A friend of mine started her meditation practice about a year ago. She started small, just a few minutes a day and had great consistency for probably 6 months or more. After a little hiccup, she started up again this spring. Then in the summer she upped her time to somewhere around 30 minutes. The first time she spoke to me about it she was so thrilled! Things were shifting in the practice. Things were new and different and exciting. She felt she just might be able to enjoy it and really get into meditating.
And then. It just stopped. Something shifted and she absolutely cannot make it to her seat.
When I spoke to her shortly after the meditation stopped she sounded so dejected. She seemed entirely down on herself and strung out about it. Judging herself and her stopping.

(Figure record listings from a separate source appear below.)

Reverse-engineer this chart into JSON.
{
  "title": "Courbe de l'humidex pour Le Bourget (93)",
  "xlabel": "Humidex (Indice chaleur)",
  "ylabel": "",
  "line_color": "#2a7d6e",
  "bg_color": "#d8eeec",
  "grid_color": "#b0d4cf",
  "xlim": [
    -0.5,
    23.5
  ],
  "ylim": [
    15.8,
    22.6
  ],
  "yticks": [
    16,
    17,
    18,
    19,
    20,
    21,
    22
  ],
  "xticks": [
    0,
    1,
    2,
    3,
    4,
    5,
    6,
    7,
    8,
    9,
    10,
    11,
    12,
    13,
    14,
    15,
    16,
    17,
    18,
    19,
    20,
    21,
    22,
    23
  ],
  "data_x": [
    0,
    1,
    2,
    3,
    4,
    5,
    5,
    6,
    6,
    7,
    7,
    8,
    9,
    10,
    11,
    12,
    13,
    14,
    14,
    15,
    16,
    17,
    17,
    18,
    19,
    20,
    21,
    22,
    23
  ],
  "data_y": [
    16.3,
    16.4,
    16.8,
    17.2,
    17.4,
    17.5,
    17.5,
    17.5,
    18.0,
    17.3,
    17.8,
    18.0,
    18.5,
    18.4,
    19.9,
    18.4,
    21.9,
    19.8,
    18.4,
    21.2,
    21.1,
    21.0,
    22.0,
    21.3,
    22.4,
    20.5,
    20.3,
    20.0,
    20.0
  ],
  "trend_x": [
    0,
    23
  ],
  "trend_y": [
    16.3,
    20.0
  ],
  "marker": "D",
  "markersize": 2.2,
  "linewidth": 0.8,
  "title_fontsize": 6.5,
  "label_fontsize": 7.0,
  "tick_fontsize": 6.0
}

I listened intently and reminded her that we all have fits and starts with everything, especially when we're working on incorporating a new habit into our lives. Even really great habits, probably because they're so good for us, are challenging to maintain as we get started. I'm not sure where she is on things now.
But I've been thinking about it as I watch myself, my students, and my friends struggle with maintaining consistency in our practices over time.
Did you ever see Cirque du Soleil? If you've ever caught them live or on TV you might have witnessed something pretty remarkable, a missed trick, a mistake. While it's kind of remarkable that they miss the trick - it seems to be an incredibly well oiled machine, but human obviously - what I find even more remarkable is how the performers don't even miss a beat before attempting again, and even again if needed. Usually by the 3rd attempt they've gotten it down and the show moves on. No judgement, no fear, no stopping along the way to hem-and-haw, b*tch and moan... none of that, just doing it again.
Ha, maybe it's the yoda concept: Either do or do not, there is no try.
I think we could stand to take a little bit of a Cirque approach to our practices. Certainly life makes practice challenging at times (inner life or outer life), and so practices drop off. I'm not particularly worried about that. I'm much more interested in how quickly I can pick myself back up, do a triple flip and land back on my feet. No judgement about time lost along the way. The longer we dwell in the misery of "I stopped practicing" and "I should practice today" the more mired down we become.
If instead we focus on how to pick ourselves back up and assess what we really truly want to include in our lives, the practice may just have the chance to truly take root and become a deeply important part of our daily (or near daily) lives.